The core of a TIG welding torch is a non-consumable, temperature-resistant tungsten electrode. The arc that proceeds from it heats and melts the material. As required, a filler wire is fed in manually or with a wire-feed unit. In many cases, a narrow gap needs no filler material at all when being welded. Ignition of the electrode normally takes place without the tungsten electrode touching the workpiece. This requires a high-voltage source that temporarily switches on during ignition. For the majority of metals, welding itself takes place using direct current. Aluminium, however, is welded using alternate current.

The nozzle for shielding gas is fitted around the tungsten electrode. The gas that flows out protects the heated material from chemical reactions with the surrounding air, thereby ensuring the required strength and durability of the weld metal. Inert gases such as argon, helium or their compounds are used as shielding gases. Even hydrogen is used occasionally. All these gases are inactive, which is what the specialist term “inert”, taken from the Greek, refers to. The term used to describe the process, “tungsten inert gas” (TIG) welding, comes from the type of shielding gas and the electrode material used.

The most-used shielding gas for TIG welding is argon. It optimises the ignition properties, as well as the stability of the arc, and helps obtain a better cleaning zone than helium. This in turn ensures an especially wide and deep fusion penetration, thanks to its thermal conductivity, which is nine times higher than that of argon. Used in conjunction with aluminium, pore formation is less pronounced. Furthermore, hydrogen is also sometimes used for austenitic steels, the percentage often only 2 to 5 %, the rest consisting of argon. The heat conductivity of hydrogen is even eleven times greater than argon, leading to a very deep fusion penetration and extremely effective outgassing.

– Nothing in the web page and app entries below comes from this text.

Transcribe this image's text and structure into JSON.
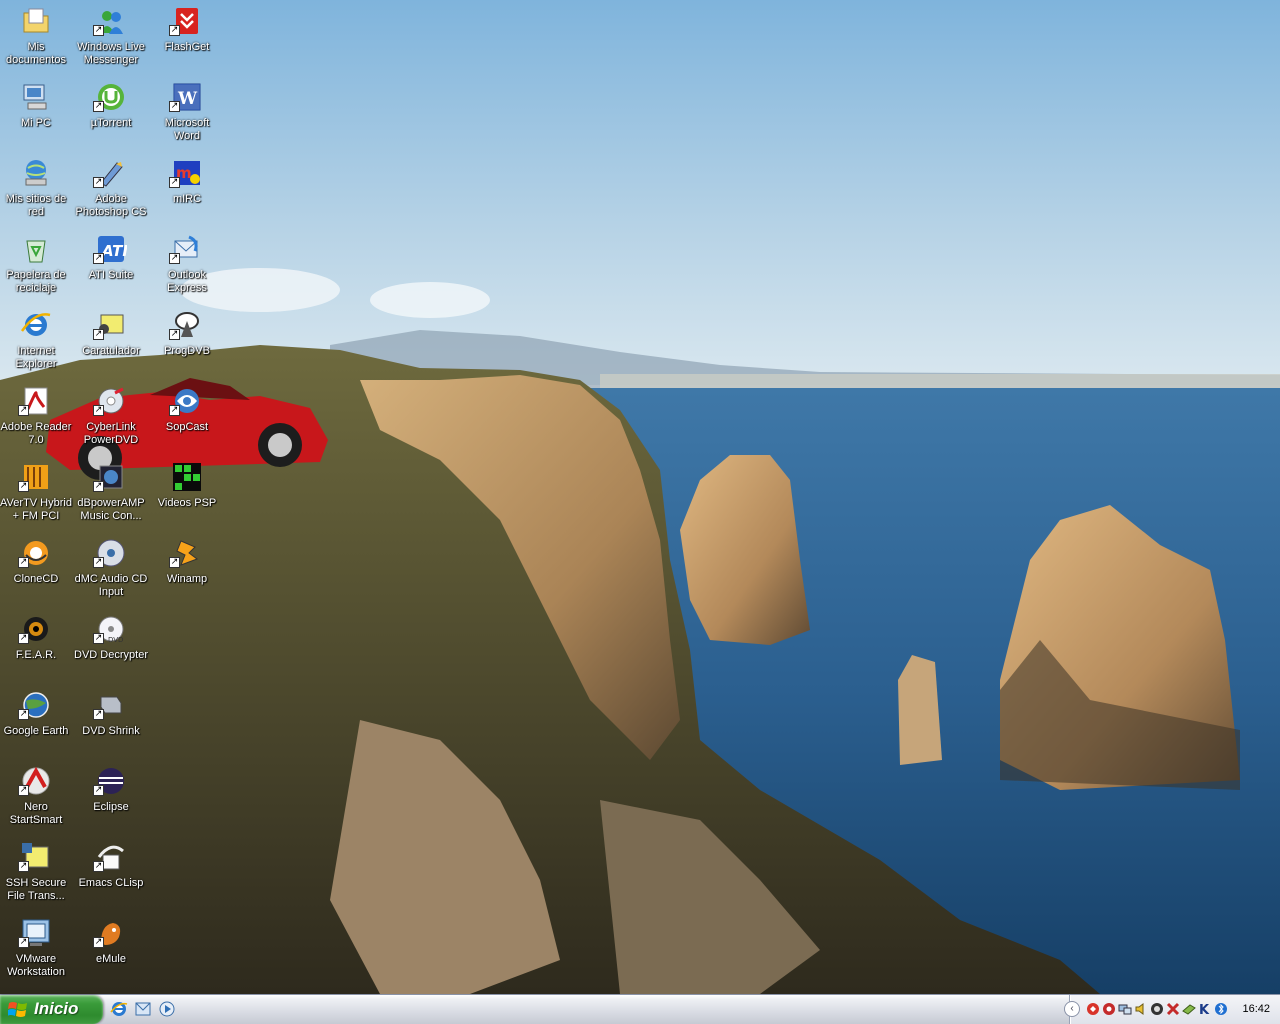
{
  "desktop": {
    "icons": [
      {
        "label": "Mis\ndocumentos",
        "icon": "my-documents-icon",
        "shortcut": false
      },
      {
        "label": "Windows Live\nMessenger",
        "icon": "messenger-icon",
        "shortcut": true
      },
      {
        "label": "FlashGet",
        "icon": "flashget-icon",
        "shortcut": true
      },
      {
        "label": "Mi PC",
        "icon": "my-computer-icon",
        "shortcut": false
      },
      {
        "label": "µTorrent",
        "icon": "utorrent-icon",
        "shortcut": true
      },
      {
        "label": "Microsoft\nWord",
        "icon": "word-icon",
        "shortcut": true
      },
      {
        "label": "Mis sitios de\nred",
        "icon": "network-places-icon",
        "shortcut": false
      },
      {
        "label": "Adobe\nPhotoshop CS",
        "icon": "photoshop-icon",
        "shortcut": true
      },
      {
        "label": "mIRC",
        "icon": "mirc-icon",
        "shortcut": true
      },
      {
        "label": "Papelera de\nreciclaje",
        "icon": "recycle-bin-icon",
        "shortcut": false
      },
      {
        "label": "ATI Suite",
        "icon": "ati-suite-icon",
        "shortcut": true
      },
      {
        "label": "Outlook\nExpress",
        "icon": "outlook-express-icon",
        "shortcut": true
      },
      {
        "label": "Internet\nExplorer",
        "icon": "internet-explorer-icon",
        "shortcut": false
      },
      {
        "label": "Caratulador",
        "icon": "caratulador-icon",
        "shortcut": true
      },
      {
        "label": "ProgDVB",
        "icon": "progdvb-icon",
        "shortcut": true
      },
      {
        "label": "Adobe Reader\n7.0",
        "icon": "adobe-reader-icon",
        "shortcut": true
      },
      {
        "label": "CyberLink\nPowerDVD",
        "icon": "powerdvd-icon",
        "shortcut": true
      },
      {
        "label": "SopCast",
        "icon": "sopcast-icon",
        "shortcut": true
      },
      {
        "label": "AVerTV Hybrid\n+ FM PCI",
        "icon": "avertv-icon",
        "shortcut": true
      },
      {
        "label": "dBpowerAMP\nMusic Con...",
        "icon": "dbpoweramp-icon",
        "shortcut": true
      },
      {
        "label": "Videos PSP",
        "icon": "videos-psp-icon",
        "shortcut": false
      },
      {
        "label": "CloneCD",
        "icon": "clonecd-icon",
        "shortcut": true
      },
      {
        "label": "dMC Audio CD\nInput",
        "icon": "dmc-audio-cd-icon",
        "shortcut": true
      },
      {
        "label": "Winamp",
        "icon": "winamp-icon",
        "shortcut": true
      },
      {
        "label": "F.E.A.R.",
        "icon": "fear-icon",
        "shortcut": true
      },
      {
        "label": "DVD Decrypter",
        "icon": "dvd-decrypter-icon",
        "shortcut": true
      },
      {
        "label": "",
        "icon": "",
        "shortcut": false
      },
      {
        "label": "Google Earth",
        "icon": "google-earth-icon",
        "shortcut": true
      },
      {
        "label": "DVD Shrink",
        "icon": "dvd-shrink-icon",
        "shortcut": true
      },
      {
        "label": "",
        "icon": "",
        "shortcut": false
      },
      {
        "label": "Nero\nStartSmart",
        "icon": "nero-icon",
        "shortcut": true
      },
      {
        "label": "Eclipse",
        "icon": "eclipse-icon",
        "shortcut": true
      },
      {
        "label": "",
        "icon": "",
        "shortcut": false
      },
      {
        "label": "SSH Secure\nFile Trans...",
        "icon": "ssh-icon",
        "shortcut": true
      },
      {
        "label": "Emacs CLisp",
        "icon": "emacs-icon",
        "shortcut": true
      },
      {
        "label": "",
        "icon": "",
        "shortcut": false
      },
      {
        "label": "VMware\nWorkstation",
        "icon": "vmware-icon",
        "shortcut": true
      },
      {
        "label": "eMule",
        "icon": "emule-icon",
        "shortcut": true
      }
    ]
  },
  "taskbar": {
    "start_label": "Inicio",
    "quick_launch": [
      "internet-explorer-icon",
      "outlook-express-icon",
      "media-player-icon"
    ],
    "tray_icons": [
      "show-hidden-icons-chevron",
      "antivirus-icon",
      "messenger-tray-icon",
      "network-icon",
      "volume-icon",
      "ati-tray-icon",
      "avertv-tray-icon",
      "usb-icon",
      "k-icon",
      "bluetooth-icon"
    ],
    "clock": "16:42"
  },
  "colors": {
    "taskbar_bg": "#d8dbe3",
    "start_green": "#3a9b3a",
    "sea": "#2b5f8f",
    "sky": "#a9cbe2"
  }
}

When welding corrosion-resistant materials, for example stainless steels, the heated edges oxidise because of contact with oxygen in the air, which cannot always be completely avoided. The so-called annealing colours appear. These can be removed by rework, which restores corrosion resistance. It is preferable however to prevent the annealing colours from forming in the first place. This happens by using so-called forming gases. Forming gases keep the air away from the edges of the weld seam and in some cases even influence the root formation of the seam. Forming gases are primarily compounds of hydrogen and nitrogen, but argon is also used.